Estudos também demonstram a associação entre o uso abusivo de álcool e maior vulnerabilidade para as doenças sexualmente transmissíveis (DSTs), incluindo a Aids -, como a crítica fica prejudicada, a capacidade de ponderação para situações de risco diminui. Além do mais, a desinibição do comportamento pode fazer com que o uso de preservativos durante a atividade sexual não tenha a mesma importância, caso as pessoas não estivessem sob seu efeito.

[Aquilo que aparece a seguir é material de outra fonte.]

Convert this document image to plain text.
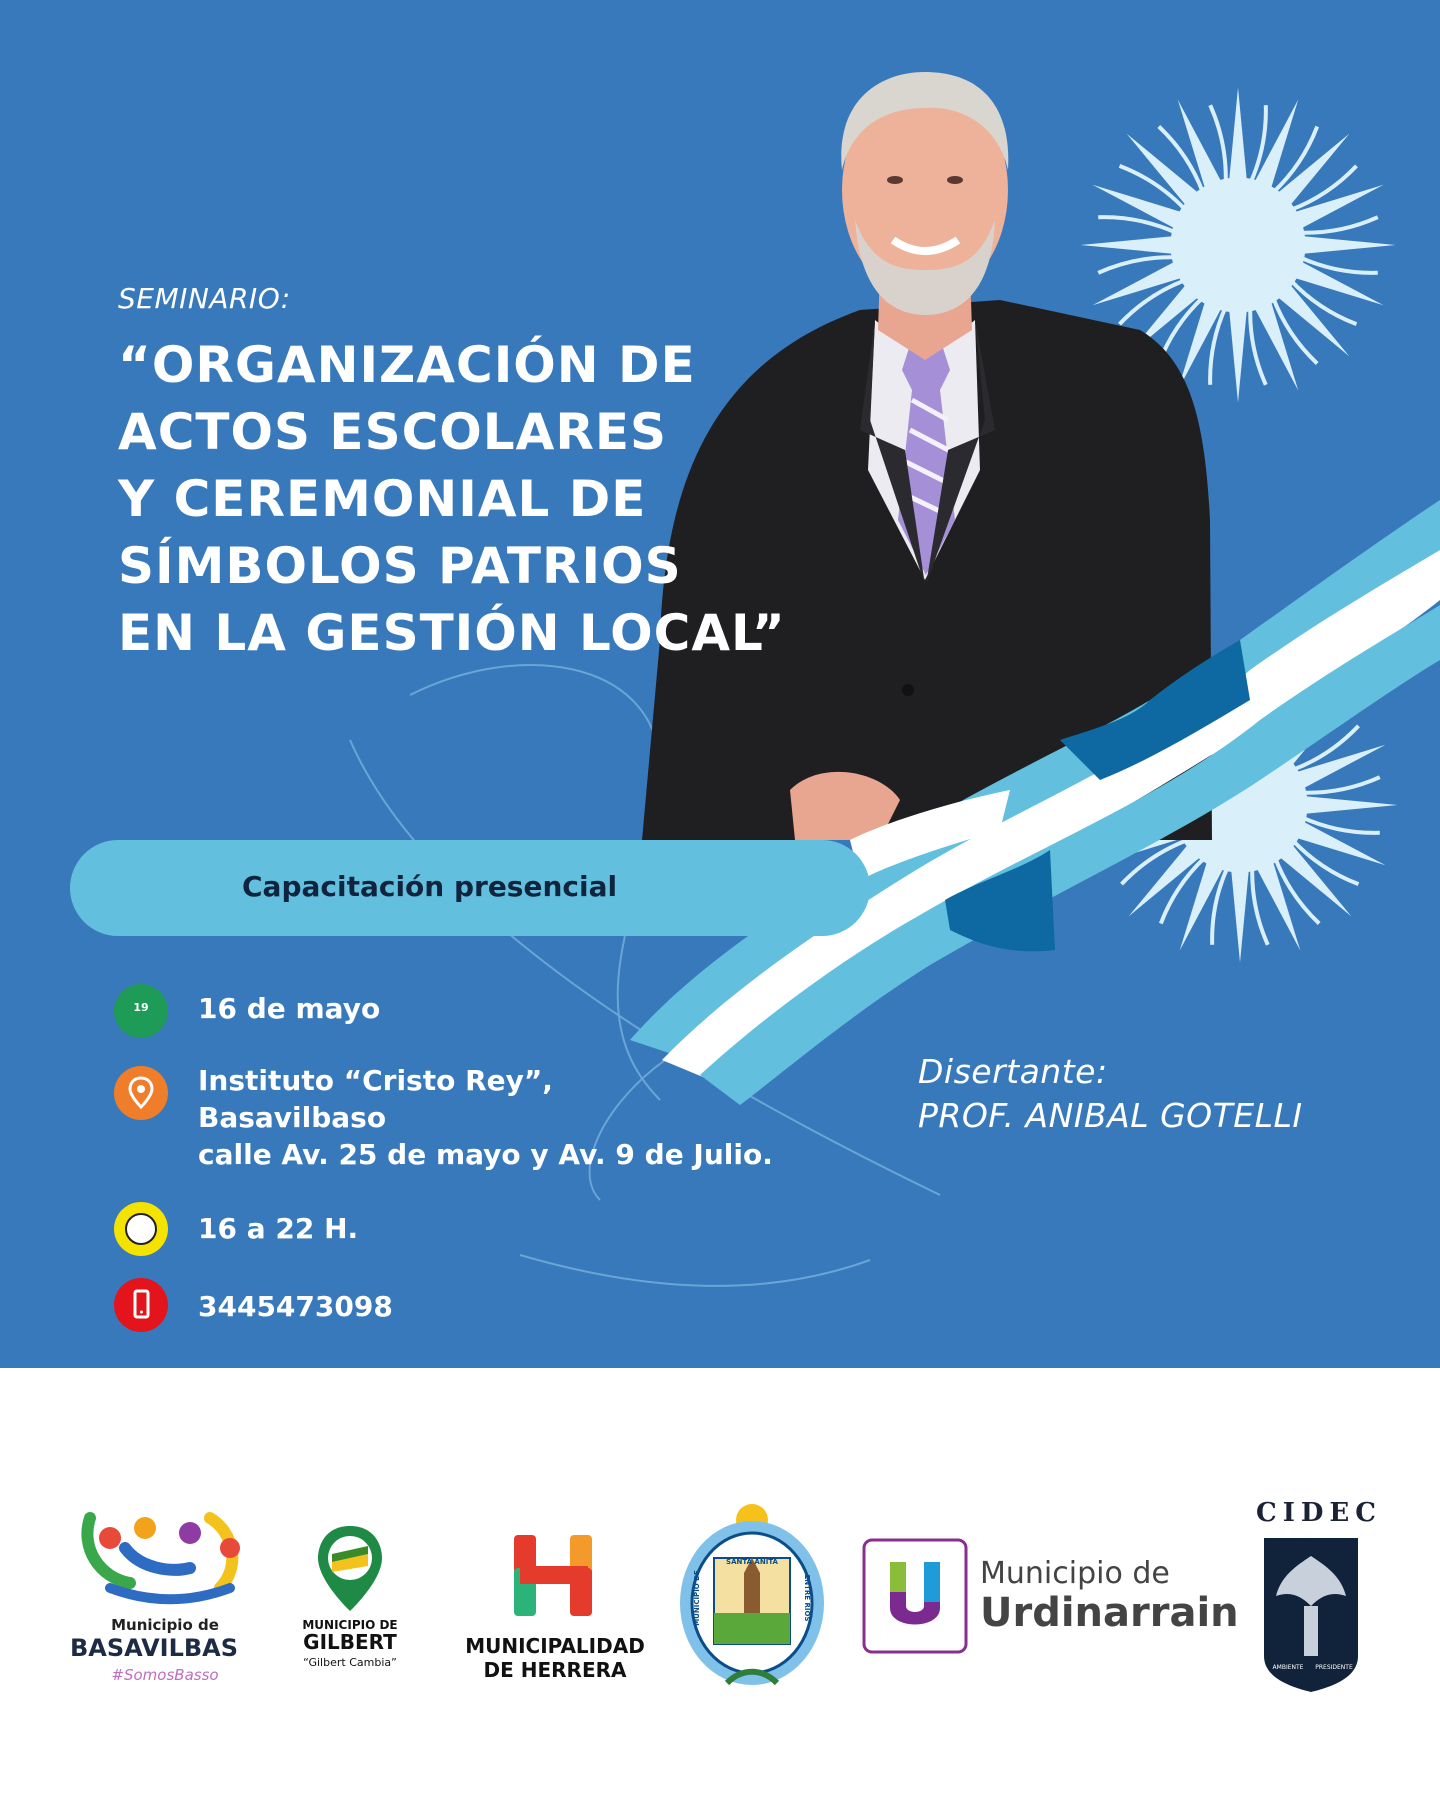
SEMINARIO:
“ORGANIZACIÓN DE
ACTOS ESCOLARES
Y CEREMONIAL DE
SÍMBOLOS PATRIOS
EN LA GESTIÓN LOCAL”
Capacitación presencial
19	16 de mayo
Instituto “Cristo Rey”,
Basavilbaso
calle Av. 25 de mayo y Av. 9 de Julio.
16 a 22 H.
3445473098
Disertante:
PROF. ANIBAL GOTELLI
Municipio de
BASAVILBAS
#SomosBasso
MUNICIPIO DE
GILBERT
“Gilbert Cambia”
MUNICIPALIDAD
DE HERRERA
SANTA ANITA
MUNICIPIO DE	ENTRE RIOS
Municipio de
Urdinarrain
CIDEC
AMBIENTE	PRESIDENTE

Pesquisas demonstram que aqueles que ingerem bebidas alcoólicas em maior quantidade e frequência têm mais chances de se envolverem em comportamentos de risco (inclusive os sexuais). Não podemos esquecer que o uso do álcool é socialmente aceito, desde que não seja em excesso – é o que habitualmente escutamos. Entretanto, um estudo que pesquisou a associação entre práticas sexuais e o consumo de bebidas alcoólicas, com frequentadores de bares em diversas cidades da Europa, evidenciou que os indivíduos que ingeriram grandes quantidades de álcool nas quatro semanas antes do início da pesquisa eram os mais suscetíveis para se envolverem em situações de risco (sexo desprotegido, múltiplas parcerias, comportamento violento), além de serem os que referiam mais arrependimento relacionado a essas circunstâncias. Outro estudo com pessoas jovens que frequentam bares mostrou que o uso de álcool estava associado à não utilização de preservativo durante a atividade sexual e a comentários de esquecimentos do que havia ocorrido em termos de comportamentos sexuais, por exemplo: se determinada prática sexual havia sido consensual ou não.

Outro aspecto que merece consideração é o consumo de bebidas alcoólicas entre os adolescentes. Estudos apontam que o seu uso está associado a comportamentos de risco, maior predisposição para as DSTs e gravidez indesejada. Além do mais, quanto antes os adolescentes começam a beber, maiores são as chances de envolvimento nas situações já mencionadas. Do mesmo modo, a puberdade é uma fase em que as habilidades sociais estão se desenvolvendo; assim sendo, ingerir bebida alcoólica, durante a atividade sexual, tem sido relatado pelos adolescentes como um recurso que facilita na conquista de parceiros sexuais, entretanto estudos apontam que uma das implicações são as práticas sexuais desprotegidas.

Portanto, mais do que nunca, é imprescindível que conheçamos os efeitos que o álcool ocasiona no organismo, mas também, do risco e da vulnerabilidade que o uso de bebidas alcoólicas acarreta no psiquismo, como a capacidade de julgamento, e consequentemente, na percepção do prazer associado à atividade sexual.

 Sexo e bebida

GIANCARLO SPIZZIRRI –  é psiquiatra doutorando pelo Instituto de Psiquiatria (IPq) da Faculdade de Medicina da USP, médico do Programa de Estudos em Sexualidade (ProSex) do IPq e professor do curso de especialização em Sexualidade Humana da USP.